Zameska Jay
Interdisciplinary Centre for Ethics, Jagiellonian University, Grodzka 52, Krakow, 31-044, Poland.
Med Health Care Philos. 2024 Sep;27(3):419-429. doi: 10.1007/s11019-024-10217-8. Epub 2024 Jul 8.
One prominent line of support for nudging in screening programs is the claim that nudging can help 'bad choosers' - that is, it can help some patients make choices more in line with their own values and preferences. In this article, I argue that due to the presence of epistemic risk in many screening programs, the argument that nudging can help 'bad choosers' should be revised or rejected. Expanding on the work of Biddle, J. B. 2020. Epistemic risks in cancer screening: Implications for ethics and policy. Studies in History and Philosophy of Science Part C: Studies in History and Philosophy of Biological and Biomedical Sciences 79: 101200.), I argue that epistemic risk undermines the argument that nudging can help to promote patient autonomy in the context of screening. Specifically, I argue that epistemic risk results in the inclusion of non-patient values and preferences in the screening process, which challenges the claim that nudging can help patients make choices more in line with their own values and preferences.

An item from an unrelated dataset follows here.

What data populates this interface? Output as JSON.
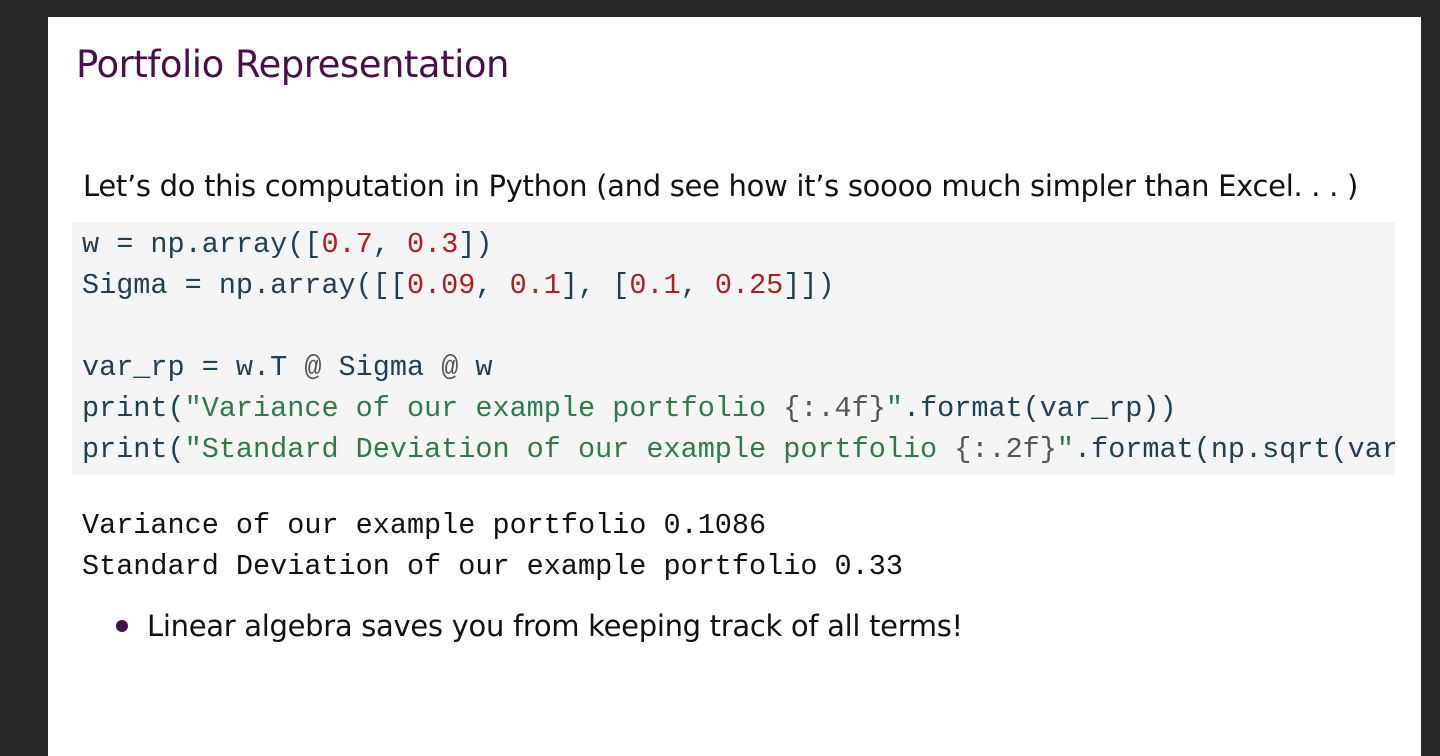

I present four reasons to think epistemic risk undermines the argument in this way: (1) conflicting values; (2) lack of transparency; (3) limited autonomy in opting out; (4) unjustified manipulation. The presence of epistemic risk in screening programs means that nudging may not always be an effective means of promoting patient autonomy and informed consent. As such, epistemic risk poses significant challenges to at least one ethical justification of nudging in screening programs, and raises further questions about the role of nudging in promoting patient decision-making.
在筛查项目中支持助推的一个突出观点是,助推有助于帮助“选择不佳者”——也就是说,它能帮助一些患者做出更符合自身价值观和偏好的选择。在本文中,我认为由于许多筛查项目中存在认知风险,助推有助于帮助“选择不佳者”这一观点应该被修正或摒弃。在比德尔(Biddle, J. B. 2020.《癌症筛查中的认知风险:对伦理和政策的影响》。《科学史与科学哲学研究》C辑:《生物与生物医学科学史与哲学研究》79: 101200.)的研究基础上进行拓展,我认为认知风险削弱了助推能在筛查背景下促进患者自主性的观点。具体而言,我认为认知风险导致在筛查过程中纳入了非患者的价值观和偏好,这对助推能帮助患者做出更符合自身价值观和偏好的选择这一观点提出了挑战。我提出了四个理由来证明认知风险以这种方式削弱了该观点:(1)价值观冲突;(2)缺乏透明度;(3)选择退出的自主性有限;(4)不正当操纵。筛查项目中认知风险的存在意味着助推可能并不总是促进患者自主性和知情同意的有效手段。因此,认知风险对筛查项目中助推的至少一种伦理正当性构成了重大挑战,并引发了关于助推在促进患者决策中作用的进一步问题。